A grande missão política da América Latina é hoje aprofundar ou aperfeiçoar seu sistema democrático. Aqui, também, os progressos foram imensos. A crise econômica, no início dos anos 80, ajudou a apressar a transição democrática de muitos países, em especial do Brasil e da Argentina. Completada a transição, começaram as reformas e o ajuste fiscal. Mas nem por isso a democracia não foi abalada, exceto no Peru. Na Venezuela, dada a violência das reformas, a democracia também foi ameaçada, mas as instituições democráticas venezuelanas revelaram-se mais fortes.
Há muito, entretanto, a fazer em matéria de democracia. O controle democrático dos governantes, tanto a nível do executivo quanto do legislativo e do judiciário, precisa aumentar. A crítica do populismo, do clientelismo e do corporativismo - ou seja, das várias formas anti-democrática de privatização do Estado - precisam ser aprofundadas. Esta é a grande tarefa progressista, social-democrática, na América Latina.
Nesse processo, o papel dos intelectuais é muito importante. Os intelectuais são cientistas e ideólogos. Mas ideólogos de que, neste momento? Ideólogos de um velho nacional-desenvolvimentismo que se esgotou? Ideólogos de um neoliberalismo utópico transplantado para nossas terras? Sugiro que sejam ideólogos da reconstrução do Estado, para que este possa garantir a educação e a saúde, a infra-estrutura e o desenvolvimento tecnológico e científico, e do aprofundamento da democracia, que é a maneira mais garantia de reduzir os privilégios. Sugiro que sejam ideólogos cuja bandeira seja a luta contra o rent-seeking, contra a privatização do Estado, contra a obtenção de vantagens monopolísticas por parte de empresários, burocratas, políticos. Ideólogos democráticos de um Estado a serviço da sociedade e não de grupos.

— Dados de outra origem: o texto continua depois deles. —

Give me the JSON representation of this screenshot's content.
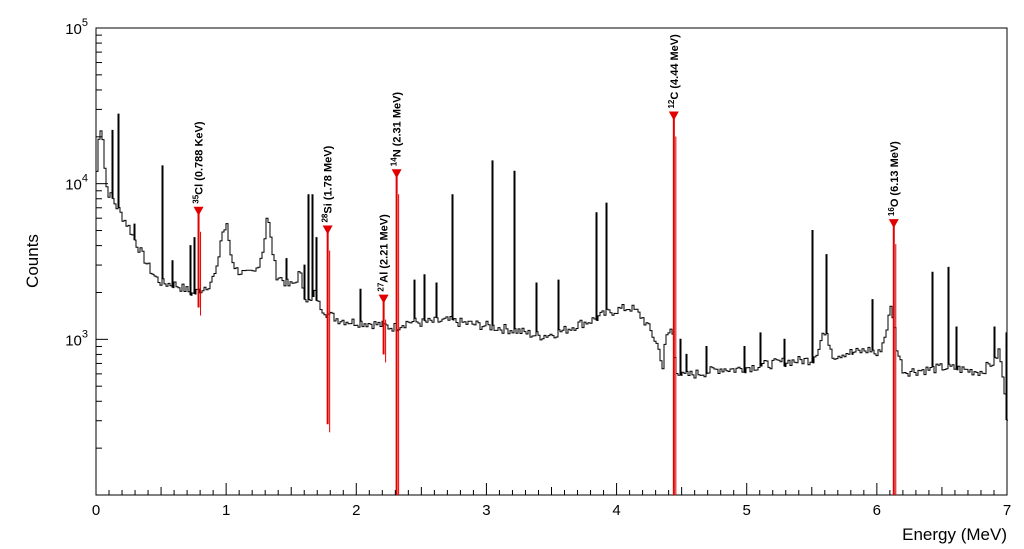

O grande problema, nesta tarefa, é o de que os intelectuais são eles próprios burocratas. Ou seja, representam os interesses de uma das três classes que caracterizam o capitalismo moderno. As outras duas são os capitalistas e os trabalhadores, que têm também seus intelectuais orgânicos, geralmente recrutados dentro da burocracia ou classe média assalariada. O desafio o intelectual é reconhecer e tentar estar acima desses condicionantes sociais. O capitalismo precisa tanto de capitalistas quanto de burocratas e de trabalhadores. Nos termos de uma ideologia democrática e progressista existe espaço para todos. Mas ninguém pode ter direito a privilégios ou monopólios de qualquer natureza.